The surprising news is that taking a walk before eating is a great way to keep our blood glucose levels low. But whether we take a walk before or after eating — or both — we will bring down our blood glucose level at the point where it goes highest.
Taking a little walk after dinner used to be a tradition in this country. Few people do that any more, and now is the time for those of us who have diabetes to bring it back. While we are at it, we can start a new tradition of even shorter walks before dinner.
Walk After Eating
A study in The American Journal of Clinical Nutrition shows that a little physical activity can be a big help in bringing down our blood glucose level after a meal. Entitled “Breaking prolonged sitting reduces postprandial glycemia in healthy, normal-weight adults: a randomized crossover trial,” the study was written by six researchers at the University of Otago in Dunedin, New Zealand.

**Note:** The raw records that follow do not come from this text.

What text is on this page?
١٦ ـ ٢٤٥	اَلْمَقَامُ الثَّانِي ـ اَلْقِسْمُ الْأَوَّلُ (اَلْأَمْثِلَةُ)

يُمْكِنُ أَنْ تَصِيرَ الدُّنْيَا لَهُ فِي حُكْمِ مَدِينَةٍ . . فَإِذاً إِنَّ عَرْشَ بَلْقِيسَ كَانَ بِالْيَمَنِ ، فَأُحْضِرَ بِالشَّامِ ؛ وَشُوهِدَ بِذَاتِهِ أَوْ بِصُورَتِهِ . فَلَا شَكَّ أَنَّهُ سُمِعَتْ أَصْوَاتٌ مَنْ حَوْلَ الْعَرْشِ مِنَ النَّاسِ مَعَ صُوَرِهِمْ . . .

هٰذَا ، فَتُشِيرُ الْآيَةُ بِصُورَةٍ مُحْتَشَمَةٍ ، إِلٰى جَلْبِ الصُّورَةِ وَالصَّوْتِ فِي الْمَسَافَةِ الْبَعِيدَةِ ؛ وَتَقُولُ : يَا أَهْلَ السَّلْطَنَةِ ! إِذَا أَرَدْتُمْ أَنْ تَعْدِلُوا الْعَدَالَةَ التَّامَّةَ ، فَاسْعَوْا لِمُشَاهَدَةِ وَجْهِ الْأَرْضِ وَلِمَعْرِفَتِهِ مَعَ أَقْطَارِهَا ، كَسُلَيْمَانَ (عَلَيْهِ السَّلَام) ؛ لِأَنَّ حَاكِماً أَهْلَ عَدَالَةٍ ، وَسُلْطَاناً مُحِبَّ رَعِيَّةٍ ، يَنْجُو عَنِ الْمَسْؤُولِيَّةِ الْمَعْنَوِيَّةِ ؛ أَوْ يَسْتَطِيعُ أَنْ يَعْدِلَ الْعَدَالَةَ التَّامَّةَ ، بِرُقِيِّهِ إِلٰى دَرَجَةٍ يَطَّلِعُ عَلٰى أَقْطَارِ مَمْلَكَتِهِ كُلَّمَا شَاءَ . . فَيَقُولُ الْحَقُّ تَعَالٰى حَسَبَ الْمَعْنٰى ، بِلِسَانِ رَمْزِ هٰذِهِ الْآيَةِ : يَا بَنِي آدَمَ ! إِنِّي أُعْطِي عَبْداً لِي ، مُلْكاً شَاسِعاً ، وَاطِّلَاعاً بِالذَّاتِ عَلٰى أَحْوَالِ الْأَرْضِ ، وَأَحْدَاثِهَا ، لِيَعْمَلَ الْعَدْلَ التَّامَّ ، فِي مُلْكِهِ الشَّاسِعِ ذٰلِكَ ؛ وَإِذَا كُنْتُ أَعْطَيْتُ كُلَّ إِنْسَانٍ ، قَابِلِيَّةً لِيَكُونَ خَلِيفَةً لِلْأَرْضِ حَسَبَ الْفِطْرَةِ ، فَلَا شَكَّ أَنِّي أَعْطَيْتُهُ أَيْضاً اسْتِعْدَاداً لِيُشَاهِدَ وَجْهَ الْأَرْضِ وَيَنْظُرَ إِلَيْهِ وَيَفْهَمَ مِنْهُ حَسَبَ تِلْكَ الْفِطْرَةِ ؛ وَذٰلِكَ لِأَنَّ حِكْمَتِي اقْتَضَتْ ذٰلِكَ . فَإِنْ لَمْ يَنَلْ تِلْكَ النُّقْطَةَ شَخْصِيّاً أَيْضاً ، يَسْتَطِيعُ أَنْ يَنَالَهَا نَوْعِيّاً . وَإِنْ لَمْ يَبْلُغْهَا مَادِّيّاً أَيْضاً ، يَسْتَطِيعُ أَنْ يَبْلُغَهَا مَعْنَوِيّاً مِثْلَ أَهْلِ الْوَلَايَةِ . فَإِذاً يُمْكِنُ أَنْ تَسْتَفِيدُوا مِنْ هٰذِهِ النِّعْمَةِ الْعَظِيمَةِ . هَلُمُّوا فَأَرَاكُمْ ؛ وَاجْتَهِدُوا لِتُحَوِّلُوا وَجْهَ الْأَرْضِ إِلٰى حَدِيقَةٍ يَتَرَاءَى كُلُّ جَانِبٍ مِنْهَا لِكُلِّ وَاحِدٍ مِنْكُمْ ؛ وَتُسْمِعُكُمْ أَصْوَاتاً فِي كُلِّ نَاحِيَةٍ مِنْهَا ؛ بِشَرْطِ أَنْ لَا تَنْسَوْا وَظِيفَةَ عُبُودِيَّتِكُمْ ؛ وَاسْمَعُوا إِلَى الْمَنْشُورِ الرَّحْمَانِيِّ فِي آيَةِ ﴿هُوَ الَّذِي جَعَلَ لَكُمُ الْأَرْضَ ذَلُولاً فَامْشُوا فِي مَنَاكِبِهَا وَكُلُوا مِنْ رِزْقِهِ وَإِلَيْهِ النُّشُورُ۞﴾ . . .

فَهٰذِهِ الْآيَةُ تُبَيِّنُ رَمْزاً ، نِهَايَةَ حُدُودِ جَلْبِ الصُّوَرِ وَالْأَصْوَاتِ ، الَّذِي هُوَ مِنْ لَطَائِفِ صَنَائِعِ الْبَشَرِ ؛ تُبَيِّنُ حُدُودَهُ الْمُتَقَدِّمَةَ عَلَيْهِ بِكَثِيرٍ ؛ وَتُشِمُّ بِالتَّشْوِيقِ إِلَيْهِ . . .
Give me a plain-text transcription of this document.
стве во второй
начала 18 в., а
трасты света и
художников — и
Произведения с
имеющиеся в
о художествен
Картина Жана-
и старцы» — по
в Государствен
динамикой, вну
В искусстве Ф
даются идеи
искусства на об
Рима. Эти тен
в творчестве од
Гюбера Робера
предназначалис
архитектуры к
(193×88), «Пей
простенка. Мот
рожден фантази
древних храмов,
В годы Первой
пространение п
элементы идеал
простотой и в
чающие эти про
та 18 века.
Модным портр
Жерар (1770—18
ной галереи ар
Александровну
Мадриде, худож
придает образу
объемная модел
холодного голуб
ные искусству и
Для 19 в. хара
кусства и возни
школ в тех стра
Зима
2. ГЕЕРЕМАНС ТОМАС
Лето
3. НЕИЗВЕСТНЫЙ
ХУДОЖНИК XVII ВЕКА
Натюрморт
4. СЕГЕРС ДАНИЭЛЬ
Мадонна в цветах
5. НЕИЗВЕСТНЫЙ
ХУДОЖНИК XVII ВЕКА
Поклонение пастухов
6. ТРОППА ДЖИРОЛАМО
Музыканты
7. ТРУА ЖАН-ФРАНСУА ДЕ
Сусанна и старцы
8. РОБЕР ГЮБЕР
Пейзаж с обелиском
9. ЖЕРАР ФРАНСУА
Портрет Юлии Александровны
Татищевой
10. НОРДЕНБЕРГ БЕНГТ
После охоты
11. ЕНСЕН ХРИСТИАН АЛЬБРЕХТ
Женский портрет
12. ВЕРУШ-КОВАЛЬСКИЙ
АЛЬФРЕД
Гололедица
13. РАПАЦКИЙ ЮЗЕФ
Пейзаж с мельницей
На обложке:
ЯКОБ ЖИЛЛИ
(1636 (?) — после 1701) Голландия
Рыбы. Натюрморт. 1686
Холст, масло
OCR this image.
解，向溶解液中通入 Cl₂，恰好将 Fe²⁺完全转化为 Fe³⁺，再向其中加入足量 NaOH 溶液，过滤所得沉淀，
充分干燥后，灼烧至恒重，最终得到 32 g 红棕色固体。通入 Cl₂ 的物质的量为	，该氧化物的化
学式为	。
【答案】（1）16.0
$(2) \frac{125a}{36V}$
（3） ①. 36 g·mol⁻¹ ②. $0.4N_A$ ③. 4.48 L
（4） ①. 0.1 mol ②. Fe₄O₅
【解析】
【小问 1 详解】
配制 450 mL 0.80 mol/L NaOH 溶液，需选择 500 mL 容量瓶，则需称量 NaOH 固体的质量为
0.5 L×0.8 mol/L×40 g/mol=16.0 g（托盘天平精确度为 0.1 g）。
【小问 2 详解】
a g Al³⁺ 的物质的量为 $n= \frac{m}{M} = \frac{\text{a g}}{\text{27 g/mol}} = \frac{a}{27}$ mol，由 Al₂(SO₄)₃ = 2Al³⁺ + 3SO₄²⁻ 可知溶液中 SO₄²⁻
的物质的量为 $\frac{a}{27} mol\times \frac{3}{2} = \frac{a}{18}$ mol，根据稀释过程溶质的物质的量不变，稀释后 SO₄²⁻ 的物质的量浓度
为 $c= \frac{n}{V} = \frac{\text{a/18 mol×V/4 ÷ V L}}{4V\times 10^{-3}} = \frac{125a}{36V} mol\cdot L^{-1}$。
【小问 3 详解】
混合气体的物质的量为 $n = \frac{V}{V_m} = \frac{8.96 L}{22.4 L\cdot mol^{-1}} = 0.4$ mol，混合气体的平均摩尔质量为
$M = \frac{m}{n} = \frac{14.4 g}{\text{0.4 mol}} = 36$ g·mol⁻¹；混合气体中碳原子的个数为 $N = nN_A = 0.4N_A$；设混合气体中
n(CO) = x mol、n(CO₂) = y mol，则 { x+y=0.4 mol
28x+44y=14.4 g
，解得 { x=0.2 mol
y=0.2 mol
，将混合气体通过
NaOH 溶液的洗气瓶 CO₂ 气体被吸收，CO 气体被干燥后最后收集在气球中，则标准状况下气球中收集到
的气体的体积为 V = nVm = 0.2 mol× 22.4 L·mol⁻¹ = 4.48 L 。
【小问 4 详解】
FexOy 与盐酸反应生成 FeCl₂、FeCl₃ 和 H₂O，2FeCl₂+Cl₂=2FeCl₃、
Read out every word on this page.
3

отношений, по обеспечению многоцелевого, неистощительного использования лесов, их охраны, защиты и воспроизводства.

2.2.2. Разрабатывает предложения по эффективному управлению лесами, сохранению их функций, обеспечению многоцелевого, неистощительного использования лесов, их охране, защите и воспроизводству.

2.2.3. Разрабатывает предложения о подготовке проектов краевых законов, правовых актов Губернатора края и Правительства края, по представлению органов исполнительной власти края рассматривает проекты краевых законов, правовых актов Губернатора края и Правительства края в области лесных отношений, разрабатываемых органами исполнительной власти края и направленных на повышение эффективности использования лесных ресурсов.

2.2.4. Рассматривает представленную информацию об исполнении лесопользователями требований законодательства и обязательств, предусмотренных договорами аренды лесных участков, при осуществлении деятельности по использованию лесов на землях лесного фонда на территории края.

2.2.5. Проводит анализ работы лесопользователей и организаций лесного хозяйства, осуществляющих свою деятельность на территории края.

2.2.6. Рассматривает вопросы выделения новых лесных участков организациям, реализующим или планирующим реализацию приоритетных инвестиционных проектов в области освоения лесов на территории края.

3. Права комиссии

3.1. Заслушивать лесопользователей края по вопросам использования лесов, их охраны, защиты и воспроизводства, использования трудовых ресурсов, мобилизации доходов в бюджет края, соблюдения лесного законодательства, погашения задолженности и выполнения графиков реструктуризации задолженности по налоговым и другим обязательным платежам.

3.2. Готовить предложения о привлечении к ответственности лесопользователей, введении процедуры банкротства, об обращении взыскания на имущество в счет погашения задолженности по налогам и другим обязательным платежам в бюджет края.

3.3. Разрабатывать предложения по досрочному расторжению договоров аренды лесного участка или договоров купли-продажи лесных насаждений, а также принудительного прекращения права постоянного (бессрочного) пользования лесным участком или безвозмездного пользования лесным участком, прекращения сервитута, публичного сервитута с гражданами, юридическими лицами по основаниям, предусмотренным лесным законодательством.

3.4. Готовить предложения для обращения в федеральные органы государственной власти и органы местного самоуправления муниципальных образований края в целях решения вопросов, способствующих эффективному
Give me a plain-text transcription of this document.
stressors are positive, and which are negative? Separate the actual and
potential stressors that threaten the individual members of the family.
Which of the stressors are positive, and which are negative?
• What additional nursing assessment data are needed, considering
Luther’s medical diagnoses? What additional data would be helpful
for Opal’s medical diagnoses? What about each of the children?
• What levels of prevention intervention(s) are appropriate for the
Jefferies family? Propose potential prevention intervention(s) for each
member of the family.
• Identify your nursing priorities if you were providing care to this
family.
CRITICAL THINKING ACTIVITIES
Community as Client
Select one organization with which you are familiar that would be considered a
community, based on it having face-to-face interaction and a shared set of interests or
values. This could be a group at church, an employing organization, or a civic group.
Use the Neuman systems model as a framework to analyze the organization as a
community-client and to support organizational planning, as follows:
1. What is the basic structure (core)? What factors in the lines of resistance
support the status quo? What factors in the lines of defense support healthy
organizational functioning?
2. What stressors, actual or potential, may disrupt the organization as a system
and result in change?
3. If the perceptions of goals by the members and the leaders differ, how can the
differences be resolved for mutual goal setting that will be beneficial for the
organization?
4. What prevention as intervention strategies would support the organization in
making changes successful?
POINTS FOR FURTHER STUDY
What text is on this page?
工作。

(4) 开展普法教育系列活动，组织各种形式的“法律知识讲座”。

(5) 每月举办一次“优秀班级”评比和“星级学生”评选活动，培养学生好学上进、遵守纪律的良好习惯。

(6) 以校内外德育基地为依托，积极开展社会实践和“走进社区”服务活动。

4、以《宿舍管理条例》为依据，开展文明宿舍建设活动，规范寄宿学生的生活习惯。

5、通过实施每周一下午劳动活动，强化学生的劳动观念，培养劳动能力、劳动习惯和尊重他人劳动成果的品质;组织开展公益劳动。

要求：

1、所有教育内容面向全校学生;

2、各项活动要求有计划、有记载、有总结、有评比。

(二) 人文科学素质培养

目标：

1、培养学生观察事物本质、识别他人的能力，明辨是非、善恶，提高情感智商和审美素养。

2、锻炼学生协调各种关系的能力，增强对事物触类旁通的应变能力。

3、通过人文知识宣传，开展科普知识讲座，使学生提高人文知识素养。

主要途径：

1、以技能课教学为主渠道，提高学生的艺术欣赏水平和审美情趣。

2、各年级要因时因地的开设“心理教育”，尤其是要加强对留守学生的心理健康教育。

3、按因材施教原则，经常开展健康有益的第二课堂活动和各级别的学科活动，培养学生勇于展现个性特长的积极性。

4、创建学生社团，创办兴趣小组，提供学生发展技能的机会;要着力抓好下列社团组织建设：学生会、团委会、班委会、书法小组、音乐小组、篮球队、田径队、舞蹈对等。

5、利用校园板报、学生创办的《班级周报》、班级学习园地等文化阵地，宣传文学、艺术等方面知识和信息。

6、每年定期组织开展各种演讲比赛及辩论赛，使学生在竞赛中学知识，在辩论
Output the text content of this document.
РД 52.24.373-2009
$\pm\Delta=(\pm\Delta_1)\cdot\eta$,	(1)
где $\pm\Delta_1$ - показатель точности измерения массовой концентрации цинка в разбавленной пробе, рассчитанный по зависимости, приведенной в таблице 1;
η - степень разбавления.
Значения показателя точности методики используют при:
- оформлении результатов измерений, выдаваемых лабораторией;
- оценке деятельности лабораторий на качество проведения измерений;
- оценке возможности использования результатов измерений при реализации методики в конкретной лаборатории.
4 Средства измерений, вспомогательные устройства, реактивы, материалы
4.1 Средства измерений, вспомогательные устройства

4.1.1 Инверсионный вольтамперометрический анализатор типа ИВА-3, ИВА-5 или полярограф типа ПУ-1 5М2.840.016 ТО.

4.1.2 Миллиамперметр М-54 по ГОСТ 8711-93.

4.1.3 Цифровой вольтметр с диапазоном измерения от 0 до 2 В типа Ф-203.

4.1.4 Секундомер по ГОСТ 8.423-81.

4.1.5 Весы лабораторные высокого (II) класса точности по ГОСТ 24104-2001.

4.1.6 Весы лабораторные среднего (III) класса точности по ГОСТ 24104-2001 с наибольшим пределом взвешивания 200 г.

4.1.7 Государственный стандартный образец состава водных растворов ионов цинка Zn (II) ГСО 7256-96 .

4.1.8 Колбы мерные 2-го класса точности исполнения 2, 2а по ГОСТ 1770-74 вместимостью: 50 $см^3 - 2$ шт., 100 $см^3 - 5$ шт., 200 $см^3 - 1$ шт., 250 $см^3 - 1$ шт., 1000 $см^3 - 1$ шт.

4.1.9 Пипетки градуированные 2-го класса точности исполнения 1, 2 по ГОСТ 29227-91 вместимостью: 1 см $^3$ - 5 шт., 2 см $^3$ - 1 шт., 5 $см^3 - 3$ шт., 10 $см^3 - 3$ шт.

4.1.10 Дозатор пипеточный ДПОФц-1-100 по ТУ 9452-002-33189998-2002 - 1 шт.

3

This study focused on helping people with pre-diabetes so they won’t get diabetes. Of course, what works for them will work just as well for those of us who have diabetes.
But even before this study appeared we had anecdotal evidence for it. I knew from my own experience and that of my late wife that a brisk walk of half an hour can bring down our glucose level.
I well remember when Catherine asked what she could do when her blood glucose meter showed that her level was above 200 about an hour after dinner. I suggested that we take a brisk walk around the block, and when we got back home and she tested again, her level was almost down to normal.
Walk Before Eating
Another study, this one published last year in Diabetologia, which is the professional journal of the European Association for the Study of Diabetes, looked at what happens when people get their physical activity before a meal. The results surprised even the authors.
The study showed that brief bursts of intense physical activity (like fast walks) before meals helps people with insulin resistance to control their blood glucose better than the standard recommendation to get one daily 30-minute bout of moderate exercise.
Some of the six researchers of this study are also from the University of Otago in New Zealand but are all different researchers than those of the other study. The abstract of this study is online at “Exercise snacks’ before meals: a novel strategy to improve glycaemic control in individuals with insulin resistance.”
This research shows that both post-meal insulin and blood glucose levels were lower following short pre-meal walks of just 100 seconds then after a 30-minute walk or when they stayed seated. Now that I reflect on this study, I am not at all surprised by the result. Prevention is always easier than a cure, and walking before eating brings our blood glucose levels down well before they go too high.
This article is based on an earlier version of my article published by HealthCentral.